Por otra parte, no se había dado cuenta de que había transcurrido tanto tiempo y no deseaba estar fuera de la Academia cuando el hechizo que oscurecía la piedra de visión de Shakti Hunzrin se disipara. Existía siempre la posibilidad de que la sacerdotisa pudiera convencer a la maestra Zeld de que la habían engañado, de que otra persona había enviado unos ojos fisgones al dormitorio de Mod'Vensis Tlabhar. Liriel sabía perfectamente que la lista de sospechosas sería muy corta.

—Escucha, Kharza, tengo que regresar a Arach-Tinilith. Hablaremos más tarde.

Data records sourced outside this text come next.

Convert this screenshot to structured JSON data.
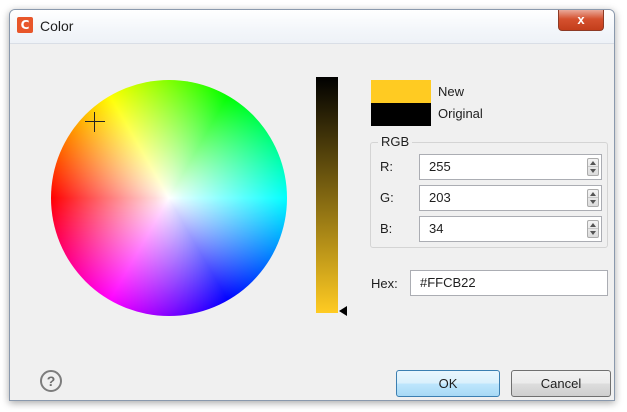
{
  "window": {
    "title": "Color",
    "app_icon_letter": "C",
    "close_symbol": "x"
  },
  "picker": {
    "crosshair_icon": "crosshair-icon",
    "brightness_marker_icon": "triangle-left-icon"
  },
  "swatches": {
    "new_label": "New",
    "original_label": "Original",
    "new_color": "#FFCB22",
    "original_color": "#000000"
  },
  "rgb": {
    "group_label": "RGB",
    "fields": [
      {
        "label": "R:",
        "value": "255"
      },
      {
        "label": "G:",
        "value": "203"
      },
      {
        "label": "B:",
        "value": "34"
      }
    ]
  },
  "hex": {
    "label": "Hex:",
    "value": "#FFCB22"
  },
  "footer": {
    "help_symbol": "?",
    "ok_label": "OK",
    "cancel_label": "Cancel"
  }
}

—¿Eso es todo? ¿Es eso todo lo que tienes que contarme? Después de todo lo que he pasado, del terrible riesgo, la preocupación, las horas sin dormir, lo mínimo que podrías hacer sería...

Liriel penetró en el portal, dejando al hechicero protestando y farfullando a su espalda. Una vez sola en la silenciosa oscuridad de su propia habitación, la joven pensó que Kharza olvidaría su ira más tarde o más temprano. Más temprano, si no tenía quién le escuchara. El hechicero tendría mayores preocupaciones si se descubría que la había ayudado a escabullirse de la Academia para correr una aventura no autorizada, por lo que era mejor para ambos que regresara de inmediato. De este modo, si Zeld y su secuaz drow decidían asaltar la habitación de Liriel, encontrarían a su supuesta bromista sentada ante su mesa de estudio, trabajando con ahínco entre su montaña de libros y pergaminos con toda la diligencia de un enano en una mina de mithril.